The location, a thought-provoking museum and educational centre where participants were given a guided tour, provided a poignant setting for the meeting and a strong reminder of the some of the reasons that force people to flee.

The meeting followed a two-day workshop, held on 12-13 June in UNHCR’s Regional Bureau for Southern Africa (RBSA), which brought together government representatives, UNHCR country operations, representatives from the Southern African Development Community (SADC), and key donors. The workshop resulted in a general agreement that a focus on tackling statelessness in the region is needed, and that work should be done to create a regional pledge on the issue, as well as to address asylum systems.

The SAMCO meeting in Johannesburg was designed to build upon the momentum of the RBSA workshop, focused on the smaller group of countries. Compèred by Goliath and Goliath, two comedians who work to improve integration between refugees and host communities and are supporters of Luquluqu, the meeting heard from different stakeholders about the progress they have made and the challenges they have faced since making pledges in 2019, and their plans for 2023. This included updates and panel discussions with each of the seven States, as well as representatives of LBGTQI+ RLOs, Herbert Smith Freehills Solicitors, World Vision International, among others.

At the workshop in Johannesburg, participants engage in discussions

"It is critical to increase concerted action to improve the lives of refugees and the displaced around the world. And we cannot do this without you. It is a collective and collaborative effort of not only governments and the UN, but also civil society, the private sector, donors, and importantly, refugees themselves." - Monique Ekoko, UNHCR Representative for South Africa

Participants considered potential multi-stakeholder pledges in the areas of sports and child protection, livelihoods, local integration, inclusion and social cohesion, statelessness, legal assistance, local governments, asylum building, and durable solutions. For this year’s Global Refugee Forum, pledging entities are being encouraged to participate in one or more of the multi-stakeholder pledges, which are joint pledges with a large-scale reach that work towards an ambitious common goal. These pledges represent the whole-of-society approach called for by the Global Compact on Refugees, by helping to align material, technical, and financial pledges, with policy commitments from host countries. Participants discussed possible goals for such pledges and how different stakeholder groups might contribute to achieving them.
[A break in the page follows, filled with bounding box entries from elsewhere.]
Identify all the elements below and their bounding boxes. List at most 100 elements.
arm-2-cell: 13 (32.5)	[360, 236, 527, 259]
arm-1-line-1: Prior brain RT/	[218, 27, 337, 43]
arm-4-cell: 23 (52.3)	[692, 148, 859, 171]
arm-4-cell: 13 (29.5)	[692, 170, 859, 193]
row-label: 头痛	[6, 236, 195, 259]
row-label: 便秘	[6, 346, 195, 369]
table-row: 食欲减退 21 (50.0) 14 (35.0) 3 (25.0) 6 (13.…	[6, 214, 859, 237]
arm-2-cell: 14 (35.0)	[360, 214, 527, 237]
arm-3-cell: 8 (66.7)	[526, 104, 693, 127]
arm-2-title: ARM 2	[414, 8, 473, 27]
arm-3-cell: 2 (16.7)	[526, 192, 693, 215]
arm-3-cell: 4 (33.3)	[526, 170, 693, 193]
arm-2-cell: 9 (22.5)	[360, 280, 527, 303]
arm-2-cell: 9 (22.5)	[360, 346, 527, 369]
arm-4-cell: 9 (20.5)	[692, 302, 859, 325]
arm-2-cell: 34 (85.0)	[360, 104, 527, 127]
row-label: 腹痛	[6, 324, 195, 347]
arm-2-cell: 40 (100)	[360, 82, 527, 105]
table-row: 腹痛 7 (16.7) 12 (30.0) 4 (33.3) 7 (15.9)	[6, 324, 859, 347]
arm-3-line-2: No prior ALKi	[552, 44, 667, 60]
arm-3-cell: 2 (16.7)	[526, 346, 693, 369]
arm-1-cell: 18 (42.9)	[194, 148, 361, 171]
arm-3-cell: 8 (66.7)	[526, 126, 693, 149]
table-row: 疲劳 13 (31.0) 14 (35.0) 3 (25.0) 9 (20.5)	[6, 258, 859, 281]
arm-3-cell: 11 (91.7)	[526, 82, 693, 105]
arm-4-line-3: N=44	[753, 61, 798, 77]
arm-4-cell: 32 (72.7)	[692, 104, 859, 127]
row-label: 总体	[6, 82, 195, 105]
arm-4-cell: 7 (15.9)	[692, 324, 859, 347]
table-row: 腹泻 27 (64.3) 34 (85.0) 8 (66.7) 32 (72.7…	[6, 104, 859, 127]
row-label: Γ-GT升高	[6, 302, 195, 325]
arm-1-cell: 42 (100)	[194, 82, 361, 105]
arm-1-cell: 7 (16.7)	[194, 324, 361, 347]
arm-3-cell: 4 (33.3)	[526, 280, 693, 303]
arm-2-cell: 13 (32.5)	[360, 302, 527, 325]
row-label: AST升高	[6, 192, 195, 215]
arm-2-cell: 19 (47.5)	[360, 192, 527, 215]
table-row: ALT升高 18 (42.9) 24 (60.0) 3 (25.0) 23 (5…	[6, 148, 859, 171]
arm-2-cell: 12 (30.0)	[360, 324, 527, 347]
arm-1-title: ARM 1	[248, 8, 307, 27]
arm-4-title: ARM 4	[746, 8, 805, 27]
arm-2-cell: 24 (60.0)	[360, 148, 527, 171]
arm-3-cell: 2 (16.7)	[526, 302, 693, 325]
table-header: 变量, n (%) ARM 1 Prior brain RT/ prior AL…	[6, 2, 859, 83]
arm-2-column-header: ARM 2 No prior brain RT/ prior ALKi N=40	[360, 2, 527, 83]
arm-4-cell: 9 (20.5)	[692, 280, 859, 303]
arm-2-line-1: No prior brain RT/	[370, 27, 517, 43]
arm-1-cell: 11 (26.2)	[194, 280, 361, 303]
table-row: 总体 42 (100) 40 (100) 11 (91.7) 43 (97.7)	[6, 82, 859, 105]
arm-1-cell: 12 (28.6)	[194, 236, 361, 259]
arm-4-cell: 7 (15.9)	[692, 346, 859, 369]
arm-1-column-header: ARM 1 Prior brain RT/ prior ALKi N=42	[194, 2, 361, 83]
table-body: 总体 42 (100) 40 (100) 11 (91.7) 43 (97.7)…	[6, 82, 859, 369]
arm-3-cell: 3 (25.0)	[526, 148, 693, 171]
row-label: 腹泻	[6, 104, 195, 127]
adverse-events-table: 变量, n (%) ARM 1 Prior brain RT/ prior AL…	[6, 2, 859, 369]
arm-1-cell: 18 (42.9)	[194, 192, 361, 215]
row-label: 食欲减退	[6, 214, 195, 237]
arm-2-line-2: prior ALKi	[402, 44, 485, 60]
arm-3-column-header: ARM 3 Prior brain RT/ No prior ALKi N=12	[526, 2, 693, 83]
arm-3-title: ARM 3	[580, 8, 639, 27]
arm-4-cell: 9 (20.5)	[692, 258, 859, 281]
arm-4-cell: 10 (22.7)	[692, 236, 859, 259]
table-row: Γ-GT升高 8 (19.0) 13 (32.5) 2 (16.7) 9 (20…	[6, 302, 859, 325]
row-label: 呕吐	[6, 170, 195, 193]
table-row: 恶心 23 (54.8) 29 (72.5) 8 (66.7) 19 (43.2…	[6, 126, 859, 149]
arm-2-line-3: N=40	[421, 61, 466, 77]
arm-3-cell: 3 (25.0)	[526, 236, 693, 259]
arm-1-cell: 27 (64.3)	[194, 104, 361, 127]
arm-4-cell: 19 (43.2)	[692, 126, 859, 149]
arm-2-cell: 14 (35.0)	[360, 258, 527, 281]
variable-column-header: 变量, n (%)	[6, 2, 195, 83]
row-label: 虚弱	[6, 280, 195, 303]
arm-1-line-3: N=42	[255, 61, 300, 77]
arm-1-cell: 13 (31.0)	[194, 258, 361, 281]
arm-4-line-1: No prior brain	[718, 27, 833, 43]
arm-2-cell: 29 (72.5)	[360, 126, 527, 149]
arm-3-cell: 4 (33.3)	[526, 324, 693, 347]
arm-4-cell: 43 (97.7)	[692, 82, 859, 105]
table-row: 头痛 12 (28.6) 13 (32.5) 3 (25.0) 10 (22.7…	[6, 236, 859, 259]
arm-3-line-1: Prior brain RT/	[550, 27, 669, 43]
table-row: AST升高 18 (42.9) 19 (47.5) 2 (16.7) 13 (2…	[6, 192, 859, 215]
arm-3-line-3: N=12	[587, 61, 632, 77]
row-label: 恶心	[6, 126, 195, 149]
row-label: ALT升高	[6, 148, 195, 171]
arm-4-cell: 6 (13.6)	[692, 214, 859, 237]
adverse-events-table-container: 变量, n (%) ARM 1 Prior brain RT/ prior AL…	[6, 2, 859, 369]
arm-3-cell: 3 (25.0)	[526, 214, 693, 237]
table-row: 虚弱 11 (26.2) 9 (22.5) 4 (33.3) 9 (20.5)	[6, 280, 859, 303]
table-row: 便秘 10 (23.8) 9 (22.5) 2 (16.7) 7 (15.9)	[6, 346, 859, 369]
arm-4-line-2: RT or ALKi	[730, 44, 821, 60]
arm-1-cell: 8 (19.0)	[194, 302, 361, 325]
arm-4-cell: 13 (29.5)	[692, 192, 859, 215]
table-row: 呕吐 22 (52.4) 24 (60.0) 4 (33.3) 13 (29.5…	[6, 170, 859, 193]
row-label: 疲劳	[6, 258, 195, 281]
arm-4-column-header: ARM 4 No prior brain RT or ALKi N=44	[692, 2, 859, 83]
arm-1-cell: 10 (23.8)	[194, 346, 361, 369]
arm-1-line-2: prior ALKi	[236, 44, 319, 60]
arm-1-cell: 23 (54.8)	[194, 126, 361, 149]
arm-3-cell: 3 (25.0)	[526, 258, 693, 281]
For example, on sport and child protection, the discussion covered safe access to clubs and sports areas, and the need to ensure that there is a safe way to reach these places, especially for children living in more dangerous areas. The need for proper safeguarding measures was also raised. In the end, the group, made up of representatives from the private sector, international organisations, RLOs, and NGOs, proposed a pledge to increase training of sports coaches in safeguarding and ensuring safe ways for children to travel to clubs. It was felt that with the policy support from States, research and financial assistance where possible from private sector, and technical and policy support from RLOs and NGOs, this would be achievable.

By the end of the day, there was wide support for possible regional pledges in the areas of self-reliance and inclusion, such as policy reforms to give refugees access to employment and healthcare systems, and documentation to refugee and stateless children.

"When communities are already facing hard times, what is remarkable is that people still find it in their hearts to welcome the stranger. And that is why small acts of solidarity matter." - Nelson Muffuh, United Nations Resident Coordinator in South Africa

Over the coming months, the participants will be developing their contributions to these regional pledges and connecting with the leadership of the global multi-stakeholder pledges of interest to them, preparing submissions for when many of them will meet again in Geneva, Switzerland this December.

While the Johannesburg Holocaust and Genocide Centre cannot be brought to Switzerland for the Forum, the clear message of “never again” and the spirit it entails should be. As one of the Goliaths highlighted, ignorance breeds intolerance, so the reasons for these pledges – to provide refugees and their host communities with the support they deserve and require – must never be forgotten.